🔬 Anadia testa novas técnicas para produzir espumantes

24.08.2026 –

O Polo de Inovação de Anadia reforçou a capacidade experimental da sua adega com novos equipamentos destinados à microvinificação e posterior espumantização, dando continuidade ao trabalho desenvolvido no projeto “Espumante de Portugal”, em parceria com várias entidades públicas e privadas.

Os equipamentos já estão a ser utilizados na atual campanha vitivinícola e permitem testar diferentes estratégias de vinificação à escala de adega, acompanhando de forma detalhada cada etapa e avaliando a influência dos diferentes processos nas características dos vinhos obtidos.

🍇 Novos equipamentos permitem testar diferentes processos

A nova capacidade instalada está a permitir estudar diferentes abordagens na produção de vinhos base para espumante, procurando identificar as condições de vinificação mais adequadas às características de cada casta e ao perfil de vinho pretendido.

O equipamento poderá também ser utilizado noutros trabalhos de experimentação, investigação e desenvolvimento, abrangendo diferentes tipologias de vinho.

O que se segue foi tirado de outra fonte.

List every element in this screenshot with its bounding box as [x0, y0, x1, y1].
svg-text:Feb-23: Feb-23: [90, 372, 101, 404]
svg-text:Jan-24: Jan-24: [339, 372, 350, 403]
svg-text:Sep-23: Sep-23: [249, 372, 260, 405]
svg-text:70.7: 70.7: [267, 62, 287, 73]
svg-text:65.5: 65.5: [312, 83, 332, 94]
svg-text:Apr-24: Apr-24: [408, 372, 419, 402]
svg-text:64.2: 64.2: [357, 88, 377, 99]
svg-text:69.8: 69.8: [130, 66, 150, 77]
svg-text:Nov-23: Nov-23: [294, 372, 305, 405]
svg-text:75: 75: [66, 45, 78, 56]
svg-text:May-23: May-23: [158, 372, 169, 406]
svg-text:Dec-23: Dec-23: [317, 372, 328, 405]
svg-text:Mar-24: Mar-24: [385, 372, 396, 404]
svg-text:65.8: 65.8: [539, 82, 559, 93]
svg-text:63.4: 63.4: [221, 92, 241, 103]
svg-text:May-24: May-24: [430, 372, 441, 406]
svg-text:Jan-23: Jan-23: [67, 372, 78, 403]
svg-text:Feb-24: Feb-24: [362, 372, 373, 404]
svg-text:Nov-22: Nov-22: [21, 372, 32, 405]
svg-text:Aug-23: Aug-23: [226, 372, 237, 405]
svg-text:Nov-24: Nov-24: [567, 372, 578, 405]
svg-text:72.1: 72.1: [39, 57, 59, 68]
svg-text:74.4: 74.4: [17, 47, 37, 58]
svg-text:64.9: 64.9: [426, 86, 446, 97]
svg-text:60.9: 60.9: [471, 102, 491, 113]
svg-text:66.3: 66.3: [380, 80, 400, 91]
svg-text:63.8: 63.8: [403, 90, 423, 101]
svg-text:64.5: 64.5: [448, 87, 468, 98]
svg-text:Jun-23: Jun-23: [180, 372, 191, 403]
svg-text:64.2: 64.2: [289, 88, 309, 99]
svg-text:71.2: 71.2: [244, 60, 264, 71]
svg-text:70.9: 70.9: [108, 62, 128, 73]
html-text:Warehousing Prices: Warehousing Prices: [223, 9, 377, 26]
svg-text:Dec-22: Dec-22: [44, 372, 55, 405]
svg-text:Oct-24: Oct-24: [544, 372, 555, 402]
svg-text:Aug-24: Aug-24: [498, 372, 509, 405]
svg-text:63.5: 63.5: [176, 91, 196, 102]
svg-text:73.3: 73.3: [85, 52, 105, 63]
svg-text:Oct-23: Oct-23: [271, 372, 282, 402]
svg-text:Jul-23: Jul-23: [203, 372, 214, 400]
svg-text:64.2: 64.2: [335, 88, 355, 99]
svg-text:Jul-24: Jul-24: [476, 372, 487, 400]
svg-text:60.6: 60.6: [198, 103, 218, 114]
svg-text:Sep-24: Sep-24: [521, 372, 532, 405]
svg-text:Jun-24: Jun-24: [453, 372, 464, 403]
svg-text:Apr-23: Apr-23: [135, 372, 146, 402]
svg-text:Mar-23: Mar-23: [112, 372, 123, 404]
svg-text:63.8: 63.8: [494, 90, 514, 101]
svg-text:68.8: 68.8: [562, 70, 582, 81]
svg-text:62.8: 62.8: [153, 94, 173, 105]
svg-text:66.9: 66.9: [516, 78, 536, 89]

O objetivo passa por aprofundar o conhecimento sobre o comportamento das castas e encontrar estratégias de vinificação capazes de potenciar a qualidade dos vinhos produzidos na região.

❄️ Frio e prensagem são etapas decisivas

A produção de um vinho base para espumante exige cuidados específicos desde a chegada da uva à adega. Entre os procedimentos adotados está a passagem das uvas pela câmara de frio durante 12 a 24 horas.

A redução da temperatura antes da transformação permite contribuir para a preservação dos aromas primários e da acidez, características fundamentais para definir o perfil de um vinho destinado à produção de espumante.

Depois do período de refrigeração, as uvas são prensadas com valores de pressão ajustados às características físicas de cada casta, nomeadamente à resistência da película do bago e ao rendimento esperado.

O controlo desta fase permite avaliar a relação entre as condições de prensagem, a extração do mosto e a qualidade final do vinho, procurando reduzir a presença de compostos indesejáveis.

🧪 Fermentação acompanhada ao longo do processo

Os mostos são posteriormente vinificados como vinhos brancos e submetidos a uma decantação estática, com temperatura controlada, durante cerca de 24 horas.

Após a trasfega e a separação das borras mais grosseiras, são adicionadas leveduras selecionadas, dando início à fermentação alcoólica.

Durante esta fase são realizados controlos regulares da densidade e da temperatura, permitindo acompanhar a evolução da fermentação e garantir que o processo decorre dentro das condições pretendidas.

Concluída a fermentação alcoólica, os vinhos são novamente trasfegados e mantidos em condições de conservação destinadas a preservar as suas características físico-químicas e organoléticas.

🍾 Inovação ao serviço dos vinhos da região

O reforço da capacidade experimental do Polo de Inovação de Anadia permite testar diferentes metodologias e avaliar, de forma controlada, o impacto de cada uma delas na qualidade dos vinhos base para espumante.

O trabalho desenvolvido pretende contribuir para a obtenção de espumantes com frescura, equilíbrio, acidez e expressão varietal, aprofundando simultaneamente o conhecimento sobre as castas e os processos de vinificação mais adequados.

A iniciativa insere-se numa estratégia de valorização da experimentação e inovação no setor vitivinícola, aproximando o conhecimento científico e técnico da realidade da produção e contribuindo para a valorização das castas e dos vinhos da região.